JACKSON HEIGHTS — A man says he's been sent a bill for more than $106,000 on his family's historic burial site after a bureaucratic mix-up that even the Department of Finance says they can't figure out.

Tom Leverich, 67, who lives in New Jersey, says he's been fighting the city for years to get his name off property tax bills for the 7,754-square-foot plot of land near 72nd Street and 35th Avenue that was a cemetery for his ancestors in the 1700s.

He's been hit with a $106,608.53 bill for unpaid property taxes twice a year for the past decade, although the last deed dating back to 1955 lists the owner as Leverich Building Corp, and that entity has been inactive for years, according to the DOF and records.

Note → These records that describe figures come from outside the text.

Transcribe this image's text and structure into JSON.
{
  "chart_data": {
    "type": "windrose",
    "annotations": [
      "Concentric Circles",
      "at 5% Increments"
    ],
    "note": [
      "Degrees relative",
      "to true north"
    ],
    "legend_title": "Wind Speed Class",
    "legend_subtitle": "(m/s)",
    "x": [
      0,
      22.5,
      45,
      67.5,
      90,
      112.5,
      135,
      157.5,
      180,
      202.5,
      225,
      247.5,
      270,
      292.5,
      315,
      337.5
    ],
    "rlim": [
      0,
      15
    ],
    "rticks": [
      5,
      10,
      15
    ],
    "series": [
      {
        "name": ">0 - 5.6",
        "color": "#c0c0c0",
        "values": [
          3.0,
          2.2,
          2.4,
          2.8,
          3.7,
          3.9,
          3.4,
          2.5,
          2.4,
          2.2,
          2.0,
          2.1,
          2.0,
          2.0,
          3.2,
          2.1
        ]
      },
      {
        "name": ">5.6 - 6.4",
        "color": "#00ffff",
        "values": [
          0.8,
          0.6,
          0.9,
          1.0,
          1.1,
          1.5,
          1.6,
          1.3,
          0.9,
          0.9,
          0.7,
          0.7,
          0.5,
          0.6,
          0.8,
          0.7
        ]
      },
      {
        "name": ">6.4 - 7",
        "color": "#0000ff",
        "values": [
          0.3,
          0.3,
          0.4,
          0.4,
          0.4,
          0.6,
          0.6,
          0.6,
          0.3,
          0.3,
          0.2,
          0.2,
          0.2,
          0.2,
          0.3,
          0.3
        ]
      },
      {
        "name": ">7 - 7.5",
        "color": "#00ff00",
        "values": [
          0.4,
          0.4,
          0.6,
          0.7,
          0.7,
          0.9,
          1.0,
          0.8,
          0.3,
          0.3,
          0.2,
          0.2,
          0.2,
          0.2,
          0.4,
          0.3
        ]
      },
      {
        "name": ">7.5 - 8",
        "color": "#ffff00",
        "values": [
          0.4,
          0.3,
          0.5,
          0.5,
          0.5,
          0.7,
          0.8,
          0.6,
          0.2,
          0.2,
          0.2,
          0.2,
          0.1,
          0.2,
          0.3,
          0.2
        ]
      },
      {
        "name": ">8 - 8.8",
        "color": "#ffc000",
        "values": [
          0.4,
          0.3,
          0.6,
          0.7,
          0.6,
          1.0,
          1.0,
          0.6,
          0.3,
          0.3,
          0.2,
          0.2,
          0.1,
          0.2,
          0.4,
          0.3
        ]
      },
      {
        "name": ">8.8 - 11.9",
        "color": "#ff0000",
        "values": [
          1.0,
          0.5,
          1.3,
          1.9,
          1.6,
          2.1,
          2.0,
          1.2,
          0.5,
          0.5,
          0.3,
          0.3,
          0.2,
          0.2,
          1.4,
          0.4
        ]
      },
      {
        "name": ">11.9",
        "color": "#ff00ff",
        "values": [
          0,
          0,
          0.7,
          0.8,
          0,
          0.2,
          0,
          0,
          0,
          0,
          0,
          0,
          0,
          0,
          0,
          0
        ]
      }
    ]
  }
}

Leverich believes the bills started arriving after a historical group used his name as a reference to show the burial ground's significance, and his name was probably later attached to the property file, he said.

"The city just arbitrarily assigned my name to the case file, and I've been getting correspondence roughly twice a year ever since," the retired USDA employee said.

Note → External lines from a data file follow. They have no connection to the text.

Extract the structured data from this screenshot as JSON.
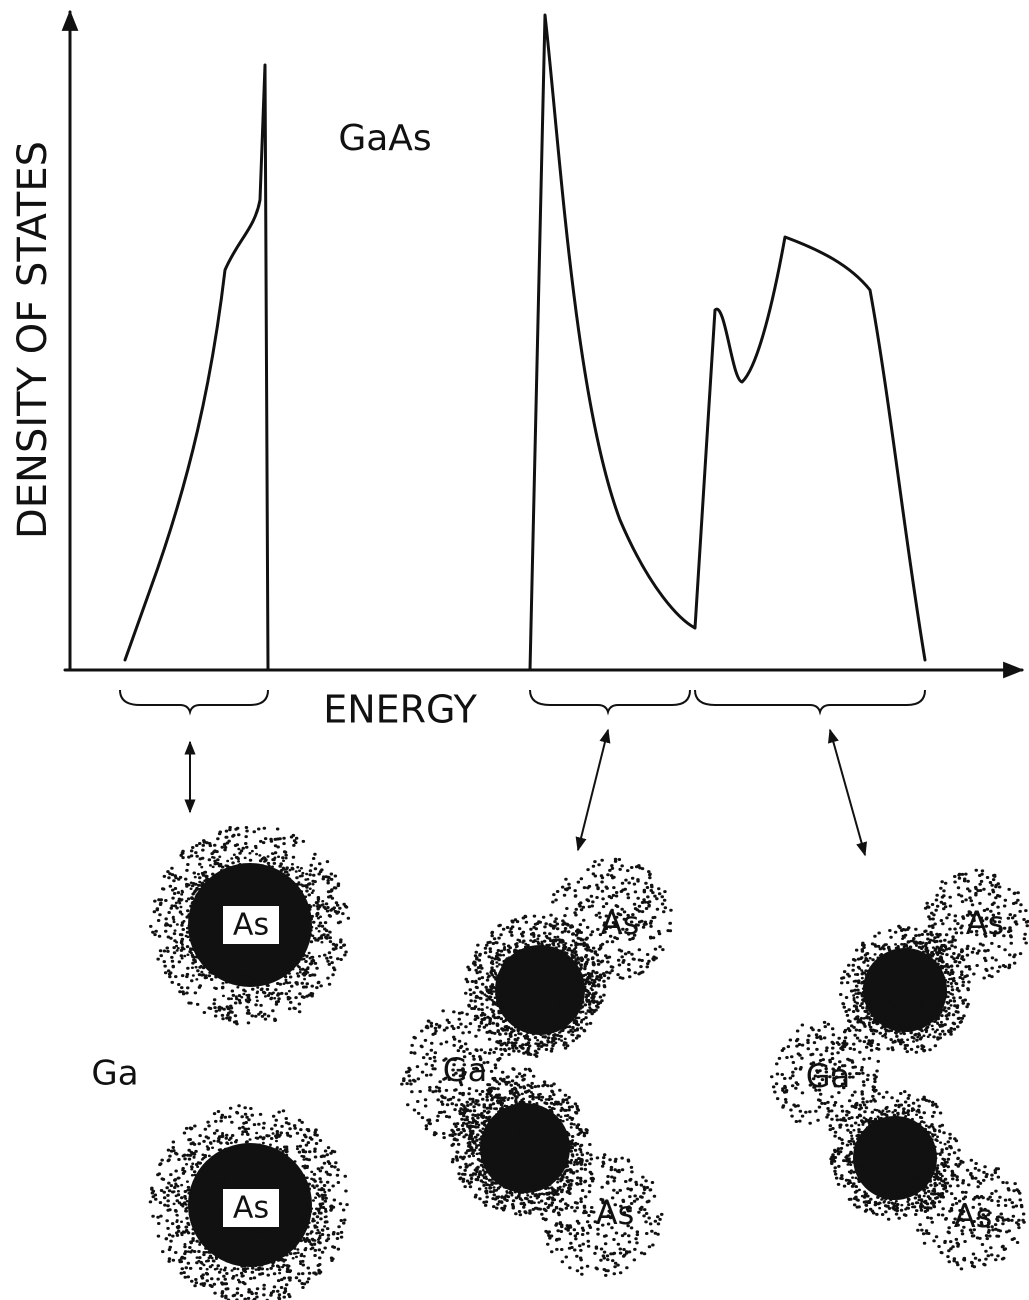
{
  "title": "GaAs",
  "y_axis_label": "DENSITY OF STATES",
  "x_axis_label": "ENERGY",
  "panels": [
    {
      "atoms": [
        "As",
        "Ga",
        "As"
      ]
    },
    {
      "atoms": [
        "As",
        "Ga",
        "As"
      ]
    },
    {
      "atoms": [
        "As",
        "Ga",
        "As"
      ]
    }
  ]
}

He's written numerous letters to the city for years to clear the issue up and they've never responded, he said. 

A spokeswoman for the Department of Finance said they're not sure why Leverich keeps getting property tax bills, adding that they'd removed the property off yearly tax lien sales lists. They said they will also dismiss the property tax bill.

"We do not know the status of the last owners on record, but will remove Tom Leverich’s name from the property files connected to the burial ground," DOF spokeswoman Sonia Alleyne said in an email.

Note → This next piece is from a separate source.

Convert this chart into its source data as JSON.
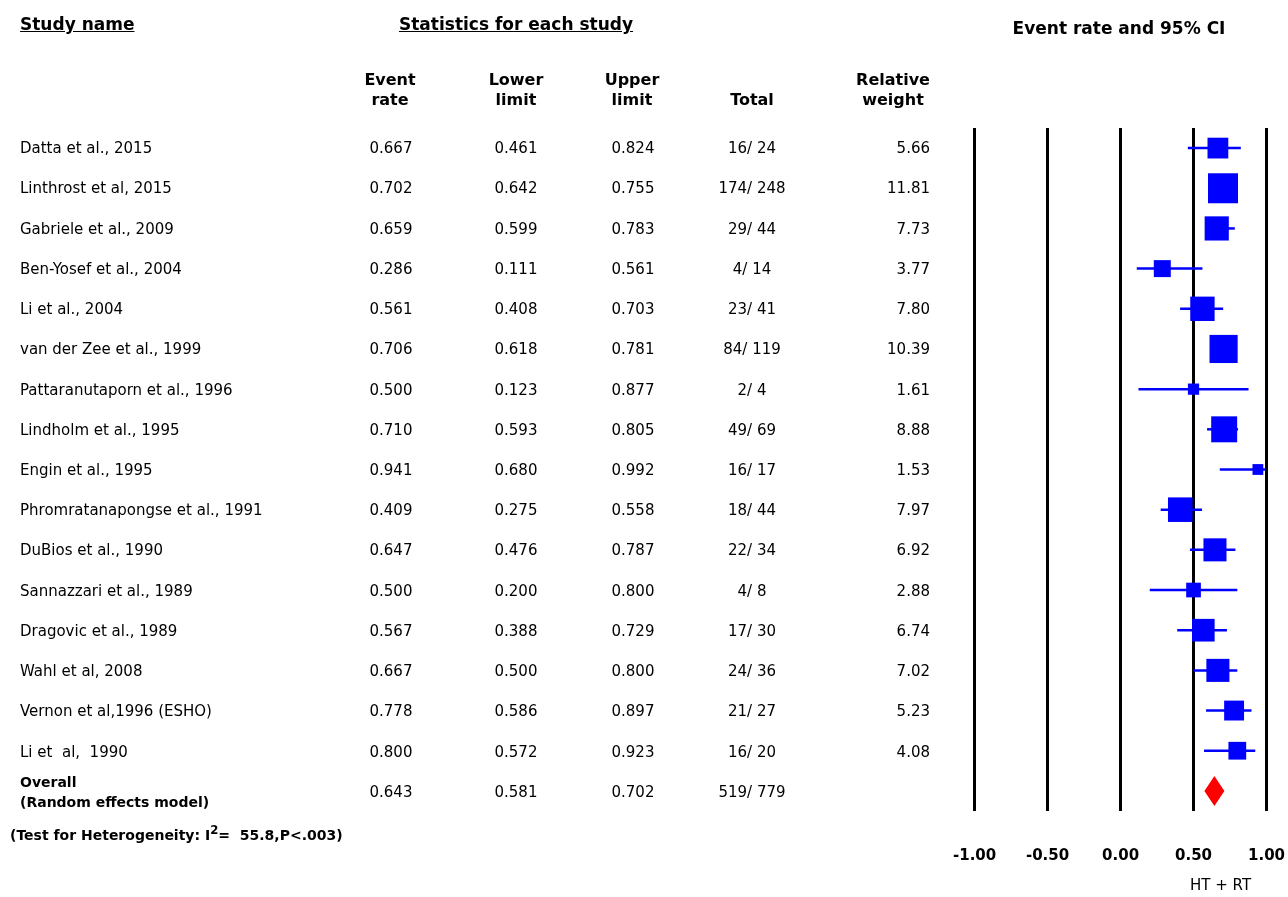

Leverich feared the massive bill could jeopardize the community's efforts to turn the lot into a park, which is much-needed in Jackson Heights.

As his family's genealogist, he's spent more than 40 years researching the lineage of the Rev. William Leverich, who came to the United States from England in the 1600s. He says there are thousands of Leverich ancestors around the country, who can all be traced back to this Jackson Heights pastor. 

Although Leverich has no financial or legal ties to the lot, he's given his blessing to the efforts from Hibridos Collective, who host cleanups and events at the space. 

The group said they hope everything can get resolved so they can continue to turn it into a greenspace for the public.

"In many ways the community has already stepped up and started taking care of that space," Beatriz Gil, from the Hibridos Collective, said.

"We need the support from the city to make that for the long term. Right now we see a need."